HONG KONG, May 12, 2021, CNN. China is growing fast — but the workforce powering its economic rise is shrinking. Census data released Tuesday showed that China’s total population rose by 5.8% over the past decade — the slowest pace of growth since at least the 1960s, CNN reported.
It also showed the country’s labor force is getting smaller. The number of people aged between 15 and 59 dropped below 900 million to about 63% of the population — down some 7 percentage points from a decade earlier.
That could spell bad news for the world’s second-largest economy, as it draws ever closer to overtaking the United States.
Lin Yifu, a government adviser and former World Bank chief economist, predicted at a government forum in March that could happen as early as 2030 — if it maintains an annual growth rate of between 5% and 6% over the next decade.
An accelerated drop in the labor force could make that tough.
China’s labor force could shrink by about 5% over the next decade, according to calculations by Yue Su, an economist at the Economist Intelligence Unit in London. “The likely consequent drop in the labor force, which has been falling since 2017, will place a cap on China’s potential economic growth,” Yue said Tuesday. “The demographic dividend that propelled the country’s economic rise over recent decades is set to dissipate quickly.”
For context, with 13.5% of its people now aged 65 or above, China has as many elderly people as Japan in the early 1990s — the beginning of three lost decades of economic stagnation for that nation. But China’s current GDP per capita — a broad measure of a country’s standard of living — is just $10,504, compared to Japan’s $31,465 in 1992, according to World Bank data.

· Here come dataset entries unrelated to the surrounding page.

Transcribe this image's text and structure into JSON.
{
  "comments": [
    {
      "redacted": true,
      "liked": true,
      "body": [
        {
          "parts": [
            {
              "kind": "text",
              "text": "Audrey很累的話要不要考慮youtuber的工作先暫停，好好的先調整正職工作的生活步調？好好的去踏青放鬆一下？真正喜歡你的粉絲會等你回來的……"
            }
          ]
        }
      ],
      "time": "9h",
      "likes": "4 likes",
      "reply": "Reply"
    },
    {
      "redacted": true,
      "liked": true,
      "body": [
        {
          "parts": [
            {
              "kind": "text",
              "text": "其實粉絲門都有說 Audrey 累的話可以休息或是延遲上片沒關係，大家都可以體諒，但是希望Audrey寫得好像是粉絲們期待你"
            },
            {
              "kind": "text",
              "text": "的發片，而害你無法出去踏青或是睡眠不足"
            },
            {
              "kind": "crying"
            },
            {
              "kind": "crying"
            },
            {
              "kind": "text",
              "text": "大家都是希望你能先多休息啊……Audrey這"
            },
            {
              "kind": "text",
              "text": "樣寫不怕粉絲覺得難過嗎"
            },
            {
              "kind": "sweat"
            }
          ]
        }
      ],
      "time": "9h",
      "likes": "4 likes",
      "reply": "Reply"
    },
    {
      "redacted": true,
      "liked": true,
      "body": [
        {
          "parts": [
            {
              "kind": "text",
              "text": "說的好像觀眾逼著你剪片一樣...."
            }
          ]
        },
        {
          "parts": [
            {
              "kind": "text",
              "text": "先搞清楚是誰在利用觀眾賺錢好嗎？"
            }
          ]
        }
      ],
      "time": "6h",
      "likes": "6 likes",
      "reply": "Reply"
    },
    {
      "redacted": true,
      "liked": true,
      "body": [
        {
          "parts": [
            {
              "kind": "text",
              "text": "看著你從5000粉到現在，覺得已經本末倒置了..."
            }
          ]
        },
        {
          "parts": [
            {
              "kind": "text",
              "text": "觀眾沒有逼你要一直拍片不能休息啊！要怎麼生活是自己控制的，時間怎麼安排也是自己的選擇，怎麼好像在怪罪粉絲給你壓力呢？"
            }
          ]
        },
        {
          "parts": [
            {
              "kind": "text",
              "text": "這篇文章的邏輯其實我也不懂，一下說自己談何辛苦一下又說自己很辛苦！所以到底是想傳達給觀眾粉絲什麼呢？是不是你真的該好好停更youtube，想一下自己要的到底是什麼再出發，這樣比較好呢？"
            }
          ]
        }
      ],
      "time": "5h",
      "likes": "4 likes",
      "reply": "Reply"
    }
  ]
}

“The brutal fact is that China is aging rapidly,” said Larry Hu, chief China economist for Macquarie Group, in a research report on Tuesday. “A more brutal fact is that China is getting old before getting rich.”
Demographics is not China’s only challenge. The country’s post-coronavirus recovery plan has relied heavily on government support, and a slew of bankruptcies and loan defaults at state-run firms have strained debt markets.
There are also enormous political risks. Clashes over Hong Kong and alleged human rights abuses in China’s Xinjiang region have exacerbated tensions with the West, and threaten to hurt efforts to build global partnerships.
But Ning Jizhe, head of the statistics bureau, sees the aging population as an opportunity, not just a challenge, since there will be more demand for consumer goods and technology geared toward the elderly. He also suggested that “younger elderly” could continue to work — although suggestions to push back China’s relatively young retirement age have proved controversial.
Analysts at Citi agreed that there was opportunity in the grey dollar, but warned that caring for the elderly brings with it an escalating financial burden.
“In short,” the analysts wrote, “China is leaping into a great demographic unknown in the coming generation.”